Dilanisr dari Jawapos, Guru Besar Botani Farmasi dan Farmakognosi Fakultas Farmasi Universitas Airlangga, Prof Dr Apt Mangestuti Agil MS, menyebutkan salah satu yang cukup tinggi adalah vitamin K, nutrisi yang berperan penting dalam kesehatan tulang dan proses pembekuan darah.
Dalam 100 gram mentimun yang tidak dikupas terdapat kandungan air 95,5 persen, protein, karbohidrat, lemak, kalsium, zat besi, magnesium, fosfor, kalium, natrium, vitamin C, hingga betakaroten sebagai antioksidan.
Baca Juga: Perbaikan Sel Kulit Lebih Optimal dengan Air Mawar dan Mentimun
Kandungan vitamin K pada mentimun mencapai 24 mg per 100 gram.
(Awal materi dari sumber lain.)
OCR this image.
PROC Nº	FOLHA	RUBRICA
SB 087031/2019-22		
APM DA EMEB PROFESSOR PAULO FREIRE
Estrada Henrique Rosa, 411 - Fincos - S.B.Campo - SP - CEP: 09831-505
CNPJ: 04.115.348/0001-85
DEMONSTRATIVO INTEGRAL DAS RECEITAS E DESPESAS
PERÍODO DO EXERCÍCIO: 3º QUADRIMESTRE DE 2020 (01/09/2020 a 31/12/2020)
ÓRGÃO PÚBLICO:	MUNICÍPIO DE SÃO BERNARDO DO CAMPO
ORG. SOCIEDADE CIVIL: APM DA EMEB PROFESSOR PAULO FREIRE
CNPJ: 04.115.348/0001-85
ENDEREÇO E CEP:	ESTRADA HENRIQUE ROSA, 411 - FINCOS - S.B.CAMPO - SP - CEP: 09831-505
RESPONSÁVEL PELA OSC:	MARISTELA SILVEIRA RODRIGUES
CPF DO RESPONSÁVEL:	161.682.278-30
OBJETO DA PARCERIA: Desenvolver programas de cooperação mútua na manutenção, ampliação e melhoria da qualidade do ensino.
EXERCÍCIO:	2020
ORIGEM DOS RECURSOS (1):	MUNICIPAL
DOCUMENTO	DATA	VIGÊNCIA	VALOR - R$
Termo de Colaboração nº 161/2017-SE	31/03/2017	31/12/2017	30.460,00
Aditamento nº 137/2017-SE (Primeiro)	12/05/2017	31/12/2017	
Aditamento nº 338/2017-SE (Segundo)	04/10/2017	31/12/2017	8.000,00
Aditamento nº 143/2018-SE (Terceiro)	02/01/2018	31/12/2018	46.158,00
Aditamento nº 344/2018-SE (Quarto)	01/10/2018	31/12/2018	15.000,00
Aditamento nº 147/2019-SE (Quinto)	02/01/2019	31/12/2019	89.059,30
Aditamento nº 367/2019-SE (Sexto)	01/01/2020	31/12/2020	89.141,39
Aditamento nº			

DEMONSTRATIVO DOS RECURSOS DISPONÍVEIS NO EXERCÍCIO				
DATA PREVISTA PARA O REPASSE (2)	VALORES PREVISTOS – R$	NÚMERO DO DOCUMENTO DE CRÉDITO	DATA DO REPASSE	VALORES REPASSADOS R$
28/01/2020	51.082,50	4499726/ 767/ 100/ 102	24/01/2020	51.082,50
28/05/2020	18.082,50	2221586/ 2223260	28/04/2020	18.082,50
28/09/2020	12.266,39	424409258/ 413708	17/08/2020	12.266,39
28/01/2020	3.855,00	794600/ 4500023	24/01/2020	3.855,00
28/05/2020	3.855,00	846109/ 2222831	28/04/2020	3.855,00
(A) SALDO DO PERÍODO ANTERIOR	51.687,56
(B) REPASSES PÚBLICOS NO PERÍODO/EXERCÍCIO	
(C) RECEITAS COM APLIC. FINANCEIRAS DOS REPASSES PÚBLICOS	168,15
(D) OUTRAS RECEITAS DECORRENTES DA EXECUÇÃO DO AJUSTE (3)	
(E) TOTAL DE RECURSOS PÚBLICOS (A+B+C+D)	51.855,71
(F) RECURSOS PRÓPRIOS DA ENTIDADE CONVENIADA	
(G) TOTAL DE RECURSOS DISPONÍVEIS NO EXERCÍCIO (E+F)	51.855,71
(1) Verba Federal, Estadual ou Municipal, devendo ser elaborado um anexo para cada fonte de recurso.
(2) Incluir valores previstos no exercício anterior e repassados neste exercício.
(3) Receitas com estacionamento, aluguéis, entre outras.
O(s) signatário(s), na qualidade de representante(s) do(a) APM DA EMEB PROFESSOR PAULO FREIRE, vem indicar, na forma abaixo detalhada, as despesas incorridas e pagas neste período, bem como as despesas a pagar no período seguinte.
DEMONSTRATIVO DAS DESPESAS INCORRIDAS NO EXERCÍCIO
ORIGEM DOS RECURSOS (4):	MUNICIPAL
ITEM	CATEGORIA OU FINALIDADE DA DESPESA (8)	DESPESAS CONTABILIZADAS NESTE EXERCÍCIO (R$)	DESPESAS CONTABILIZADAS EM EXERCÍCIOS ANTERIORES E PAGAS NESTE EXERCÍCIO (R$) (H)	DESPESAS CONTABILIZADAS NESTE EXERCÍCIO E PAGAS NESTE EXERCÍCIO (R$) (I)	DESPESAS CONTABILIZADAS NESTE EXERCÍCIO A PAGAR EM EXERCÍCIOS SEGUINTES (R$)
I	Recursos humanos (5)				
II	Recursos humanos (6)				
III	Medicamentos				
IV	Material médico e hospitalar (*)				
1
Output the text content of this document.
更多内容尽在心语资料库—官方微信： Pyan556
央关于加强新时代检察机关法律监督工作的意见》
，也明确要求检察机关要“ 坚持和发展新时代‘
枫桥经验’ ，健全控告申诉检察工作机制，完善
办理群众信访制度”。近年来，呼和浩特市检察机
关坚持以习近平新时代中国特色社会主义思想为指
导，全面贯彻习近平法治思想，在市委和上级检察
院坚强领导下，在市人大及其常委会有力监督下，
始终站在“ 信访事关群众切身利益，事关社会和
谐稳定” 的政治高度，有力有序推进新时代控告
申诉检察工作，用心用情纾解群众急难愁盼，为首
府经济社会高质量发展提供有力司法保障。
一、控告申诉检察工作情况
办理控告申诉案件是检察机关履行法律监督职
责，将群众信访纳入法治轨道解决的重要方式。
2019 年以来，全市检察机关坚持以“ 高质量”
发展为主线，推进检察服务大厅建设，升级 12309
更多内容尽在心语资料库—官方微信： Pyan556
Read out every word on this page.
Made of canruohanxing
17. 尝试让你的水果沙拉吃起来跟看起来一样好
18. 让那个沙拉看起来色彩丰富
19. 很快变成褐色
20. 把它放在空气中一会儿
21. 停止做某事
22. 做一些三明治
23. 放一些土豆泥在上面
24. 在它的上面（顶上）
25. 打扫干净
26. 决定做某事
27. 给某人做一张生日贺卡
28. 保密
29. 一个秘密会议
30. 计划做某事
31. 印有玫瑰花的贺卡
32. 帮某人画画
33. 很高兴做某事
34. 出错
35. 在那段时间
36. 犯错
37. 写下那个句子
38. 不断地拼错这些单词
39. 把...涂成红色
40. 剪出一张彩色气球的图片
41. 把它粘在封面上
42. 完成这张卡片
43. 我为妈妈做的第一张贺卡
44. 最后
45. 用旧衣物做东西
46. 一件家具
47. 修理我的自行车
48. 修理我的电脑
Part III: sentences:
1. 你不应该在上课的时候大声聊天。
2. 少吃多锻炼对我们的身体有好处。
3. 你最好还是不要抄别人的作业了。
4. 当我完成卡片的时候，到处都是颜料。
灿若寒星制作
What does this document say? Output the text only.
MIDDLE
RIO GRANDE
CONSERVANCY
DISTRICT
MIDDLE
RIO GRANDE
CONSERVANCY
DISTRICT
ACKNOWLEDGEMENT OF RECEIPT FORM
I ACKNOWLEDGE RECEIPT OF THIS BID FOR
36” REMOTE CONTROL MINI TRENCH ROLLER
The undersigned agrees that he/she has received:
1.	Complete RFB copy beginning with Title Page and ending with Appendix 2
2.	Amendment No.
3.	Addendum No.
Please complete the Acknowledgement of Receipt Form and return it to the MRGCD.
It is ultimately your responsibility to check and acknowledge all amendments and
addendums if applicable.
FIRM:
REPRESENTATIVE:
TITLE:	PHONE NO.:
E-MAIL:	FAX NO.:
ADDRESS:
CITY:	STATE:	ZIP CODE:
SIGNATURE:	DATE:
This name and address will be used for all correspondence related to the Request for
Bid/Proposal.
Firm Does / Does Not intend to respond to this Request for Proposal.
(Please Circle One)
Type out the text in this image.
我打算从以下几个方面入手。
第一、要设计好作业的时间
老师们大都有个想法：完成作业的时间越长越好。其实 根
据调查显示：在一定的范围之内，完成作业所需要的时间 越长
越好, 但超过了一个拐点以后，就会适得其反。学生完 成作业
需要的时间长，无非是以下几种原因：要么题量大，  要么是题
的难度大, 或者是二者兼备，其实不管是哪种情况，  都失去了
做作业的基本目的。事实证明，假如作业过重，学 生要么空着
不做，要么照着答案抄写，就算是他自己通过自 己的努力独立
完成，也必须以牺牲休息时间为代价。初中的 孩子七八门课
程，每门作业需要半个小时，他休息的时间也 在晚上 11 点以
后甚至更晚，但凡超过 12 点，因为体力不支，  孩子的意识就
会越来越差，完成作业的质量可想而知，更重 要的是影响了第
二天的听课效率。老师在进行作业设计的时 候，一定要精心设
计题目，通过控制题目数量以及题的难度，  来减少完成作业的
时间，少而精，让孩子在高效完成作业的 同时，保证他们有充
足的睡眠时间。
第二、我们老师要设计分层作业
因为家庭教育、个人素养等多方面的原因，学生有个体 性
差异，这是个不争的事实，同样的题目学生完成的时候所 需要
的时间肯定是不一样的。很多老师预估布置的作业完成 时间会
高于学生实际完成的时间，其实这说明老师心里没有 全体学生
Jumlah ini cukup tinggi sehingga mentimun dapat dipertimbangkan sebagai salah satu sumber untuk membantu mencegah kekurangan vitamin K.
Selain berperan dalam proses pembekuan darah, vitamin K memiliki fungsi penting bagi kesehatan tulang.
Vitamin ini berkaitan dengan kepadatan tulang melalui proses transkripsi genetik, regulasi reabsorpsi tulang, hingga karboksilasi protein.
Peran vitamin K bersama kalsium dan vitamin D banyak dipelajari sebagai bagian dari upaya pencegahan osteoporosis yang semakin menjadi perhatian seiring meningkatnya usia harapan hidup.
Meski demikian, konsumsi mentimun tetap perlu dibarengi dengan sumber vitamin K lainnya agar kebutuhan tubuh tetap terpenuhi dan terhindar dari defisiensi.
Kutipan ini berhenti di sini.